In order to determine the conjugate base's `pKb`, you first need to calculate its base dissociation constant, `K_b`. The relationship between `K_a` and `K_b` for a weak acid/conjugate base pair looks like this

`K_a * K_b = K_W`, where

`K_W` - the water ionization constant, equal to `10^(-14)`

In your case, the `K_b` of the nitrite ion will be

`K_b = K_W/K_a = 10^(-14)/(4.5 * 10^(-4)) = 2.2 * 10^(-11)`

Thus, the `pKb`, which is the negative log of `K_b`, will be

`pK_b = -log(K_b) = -log(2.2 * 10^(-11)) = color(green)(10.66)`

Answer 2

`K_a`, the acid dissocation constant, is equal to `[H^+][A^-]`/`[HA]`, where `HA` is the undissociated acid and `[H^+]`, `[A^-]` are the conc. of hydrogen ion and the conjugate base `A^-`. It follows that the strongest acid is the one with the highest value of `K_a`, and the weakest acid is the one with lowest such value.

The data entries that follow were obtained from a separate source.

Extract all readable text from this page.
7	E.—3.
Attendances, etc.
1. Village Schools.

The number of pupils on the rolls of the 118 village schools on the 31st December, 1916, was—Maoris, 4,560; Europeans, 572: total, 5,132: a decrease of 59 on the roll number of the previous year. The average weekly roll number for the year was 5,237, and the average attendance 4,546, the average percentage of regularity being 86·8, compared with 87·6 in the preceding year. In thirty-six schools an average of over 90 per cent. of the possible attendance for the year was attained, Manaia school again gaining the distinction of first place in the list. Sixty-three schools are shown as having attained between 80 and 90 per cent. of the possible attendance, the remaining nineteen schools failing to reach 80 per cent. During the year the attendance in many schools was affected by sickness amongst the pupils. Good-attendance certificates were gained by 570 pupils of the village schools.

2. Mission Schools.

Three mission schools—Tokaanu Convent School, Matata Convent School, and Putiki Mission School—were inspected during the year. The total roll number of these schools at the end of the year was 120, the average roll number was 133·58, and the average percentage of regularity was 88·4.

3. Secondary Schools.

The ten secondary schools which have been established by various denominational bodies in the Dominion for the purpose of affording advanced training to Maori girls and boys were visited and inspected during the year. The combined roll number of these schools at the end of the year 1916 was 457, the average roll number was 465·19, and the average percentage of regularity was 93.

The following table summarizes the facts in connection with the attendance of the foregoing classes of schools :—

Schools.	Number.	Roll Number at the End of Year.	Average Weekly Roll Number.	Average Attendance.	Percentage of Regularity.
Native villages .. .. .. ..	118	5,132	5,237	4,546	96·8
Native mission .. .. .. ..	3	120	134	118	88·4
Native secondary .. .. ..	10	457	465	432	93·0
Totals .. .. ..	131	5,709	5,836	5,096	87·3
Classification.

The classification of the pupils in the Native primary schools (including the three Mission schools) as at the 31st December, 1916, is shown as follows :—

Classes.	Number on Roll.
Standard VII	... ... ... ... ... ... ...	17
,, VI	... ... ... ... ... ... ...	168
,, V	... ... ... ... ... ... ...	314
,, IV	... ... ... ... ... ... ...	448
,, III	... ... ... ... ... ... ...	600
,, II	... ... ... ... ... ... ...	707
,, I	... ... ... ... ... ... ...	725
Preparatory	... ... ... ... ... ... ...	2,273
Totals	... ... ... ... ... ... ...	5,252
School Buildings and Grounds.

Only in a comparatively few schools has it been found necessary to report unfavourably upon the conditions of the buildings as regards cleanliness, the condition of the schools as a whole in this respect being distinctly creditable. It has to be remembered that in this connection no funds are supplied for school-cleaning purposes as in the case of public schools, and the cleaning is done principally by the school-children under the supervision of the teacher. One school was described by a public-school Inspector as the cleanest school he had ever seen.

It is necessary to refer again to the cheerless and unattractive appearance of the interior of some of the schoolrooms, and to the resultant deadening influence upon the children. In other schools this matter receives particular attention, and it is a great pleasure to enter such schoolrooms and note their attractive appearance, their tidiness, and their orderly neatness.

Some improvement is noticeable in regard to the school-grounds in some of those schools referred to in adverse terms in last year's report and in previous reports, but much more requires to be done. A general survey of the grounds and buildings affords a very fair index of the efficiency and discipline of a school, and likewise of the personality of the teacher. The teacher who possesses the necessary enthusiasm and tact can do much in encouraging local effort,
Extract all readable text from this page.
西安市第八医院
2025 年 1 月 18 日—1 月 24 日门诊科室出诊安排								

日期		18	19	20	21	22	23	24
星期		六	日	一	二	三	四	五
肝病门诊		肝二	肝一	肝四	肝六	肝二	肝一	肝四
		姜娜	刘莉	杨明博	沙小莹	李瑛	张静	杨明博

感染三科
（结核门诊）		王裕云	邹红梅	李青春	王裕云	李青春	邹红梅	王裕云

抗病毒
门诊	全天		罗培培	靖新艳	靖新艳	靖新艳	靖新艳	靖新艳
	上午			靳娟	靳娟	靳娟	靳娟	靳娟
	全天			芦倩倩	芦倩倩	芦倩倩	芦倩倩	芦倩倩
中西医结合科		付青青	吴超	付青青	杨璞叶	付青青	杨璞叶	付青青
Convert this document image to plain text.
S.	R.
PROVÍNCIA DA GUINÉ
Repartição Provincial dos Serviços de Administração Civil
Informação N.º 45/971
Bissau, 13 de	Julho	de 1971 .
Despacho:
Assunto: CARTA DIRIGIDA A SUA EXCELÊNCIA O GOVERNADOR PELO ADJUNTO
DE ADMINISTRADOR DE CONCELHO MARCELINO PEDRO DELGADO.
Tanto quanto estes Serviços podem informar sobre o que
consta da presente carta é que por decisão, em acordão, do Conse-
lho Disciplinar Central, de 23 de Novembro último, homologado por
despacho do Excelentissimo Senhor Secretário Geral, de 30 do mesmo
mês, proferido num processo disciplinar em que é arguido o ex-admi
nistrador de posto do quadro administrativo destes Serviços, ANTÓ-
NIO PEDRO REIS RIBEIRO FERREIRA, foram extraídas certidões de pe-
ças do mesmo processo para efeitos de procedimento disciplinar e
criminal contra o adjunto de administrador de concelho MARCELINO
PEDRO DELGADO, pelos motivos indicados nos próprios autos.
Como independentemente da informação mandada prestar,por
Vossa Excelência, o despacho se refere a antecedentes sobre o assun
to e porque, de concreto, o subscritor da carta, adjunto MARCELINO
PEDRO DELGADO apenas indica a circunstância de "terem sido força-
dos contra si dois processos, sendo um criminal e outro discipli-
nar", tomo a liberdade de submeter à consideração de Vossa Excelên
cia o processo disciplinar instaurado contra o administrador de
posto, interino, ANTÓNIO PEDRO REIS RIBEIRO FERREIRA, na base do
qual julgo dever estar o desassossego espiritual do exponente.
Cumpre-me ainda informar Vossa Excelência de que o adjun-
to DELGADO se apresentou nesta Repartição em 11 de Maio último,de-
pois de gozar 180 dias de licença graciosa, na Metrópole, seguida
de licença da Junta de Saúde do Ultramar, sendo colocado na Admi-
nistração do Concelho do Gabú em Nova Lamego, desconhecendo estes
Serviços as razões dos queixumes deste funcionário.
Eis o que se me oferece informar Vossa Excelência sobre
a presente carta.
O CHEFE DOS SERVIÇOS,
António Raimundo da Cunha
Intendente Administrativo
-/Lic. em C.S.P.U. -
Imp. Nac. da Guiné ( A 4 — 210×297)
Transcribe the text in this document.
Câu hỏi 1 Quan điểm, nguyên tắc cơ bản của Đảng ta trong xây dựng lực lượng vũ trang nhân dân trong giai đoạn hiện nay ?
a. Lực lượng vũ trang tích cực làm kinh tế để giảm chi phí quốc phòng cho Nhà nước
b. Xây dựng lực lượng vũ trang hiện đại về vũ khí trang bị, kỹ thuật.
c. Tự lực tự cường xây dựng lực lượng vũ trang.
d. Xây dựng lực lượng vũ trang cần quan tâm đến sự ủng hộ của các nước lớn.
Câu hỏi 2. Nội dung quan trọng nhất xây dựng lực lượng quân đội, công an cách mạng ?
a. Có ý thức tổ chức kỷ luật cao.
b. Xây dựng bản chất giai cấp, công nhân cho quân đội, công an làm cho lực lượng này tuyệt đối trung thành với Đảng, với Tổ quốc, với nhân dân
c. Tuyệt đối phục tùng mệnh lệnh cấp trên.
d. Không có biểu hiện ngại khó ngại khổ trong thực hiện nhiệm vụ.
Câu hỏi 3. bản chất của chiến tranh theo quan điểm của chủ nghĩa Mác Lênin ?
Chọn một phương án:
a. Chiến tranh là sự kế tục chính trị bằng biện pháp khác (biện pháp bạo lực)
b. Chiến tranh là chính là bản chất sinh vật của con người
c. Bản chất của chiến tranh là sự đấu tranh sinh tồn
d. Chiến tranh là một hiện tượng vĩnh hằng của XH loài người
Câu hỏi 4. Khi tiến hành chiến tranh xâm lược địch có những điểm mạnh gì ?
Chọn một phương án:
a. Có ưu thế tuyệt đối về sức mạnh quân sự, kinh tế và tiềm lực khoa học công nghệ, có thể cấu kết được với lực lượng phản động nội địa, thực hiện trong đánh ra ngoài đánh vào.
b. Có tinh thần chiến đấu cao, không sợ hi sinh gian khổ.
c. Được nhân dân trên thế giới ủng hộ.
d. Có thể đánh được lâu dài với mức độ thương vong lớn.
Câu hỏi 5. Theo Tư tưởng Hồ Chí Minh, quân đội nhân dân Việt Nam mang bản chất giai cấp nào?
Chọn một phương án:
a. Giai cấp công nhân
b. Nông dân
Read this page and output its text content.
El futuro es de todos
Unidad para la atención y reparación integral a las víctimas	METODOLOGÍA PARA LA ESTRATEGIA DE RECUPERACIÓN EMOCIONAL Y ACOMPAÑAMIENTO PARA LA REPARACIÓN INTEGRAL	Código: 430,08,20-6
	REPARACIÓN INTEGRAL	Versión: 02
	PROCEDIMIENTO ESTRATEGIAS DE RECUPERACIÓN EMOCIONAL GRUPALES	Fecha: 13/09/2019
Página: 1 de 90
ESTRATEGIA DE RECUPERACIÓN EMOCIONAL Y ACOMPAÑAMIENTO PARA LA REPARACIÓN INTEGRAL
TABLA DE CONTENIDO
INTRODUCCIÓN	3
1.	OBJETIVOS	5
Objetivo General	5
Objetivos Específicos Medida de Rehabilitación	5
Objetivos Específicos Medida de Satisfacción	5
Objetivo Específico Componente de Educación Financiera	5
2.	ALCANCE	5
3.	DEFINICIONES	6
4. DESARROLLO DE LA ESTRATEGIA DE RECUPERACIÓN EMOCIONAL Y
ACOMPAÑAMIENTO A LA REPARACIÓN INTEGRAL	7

a. The weakest acid is therefore quite clearly `HClO`, hypochlorous acid, the acid with the lowest acid dissociation constant, and its p`K_a` = `-` `log_10` `K_a`. I haven't a calculator to hand and I am sure I can't find the function on this wretched computer.

b. The weakest conjugate base is clearly the counterion of the strongest acid. Because `HNO_2` is the strongest acid, this means that its counjugate base, `NO_2^-`, competes poorly for the proton (and is by definition weakly basic). Now, given that p`K_a` + p`K_b` = 14, all I have to do is calculate the sum 14 `-` `log_10` `K_a` to give p`K_b`.

If you need clarification or if I've made an error let me know.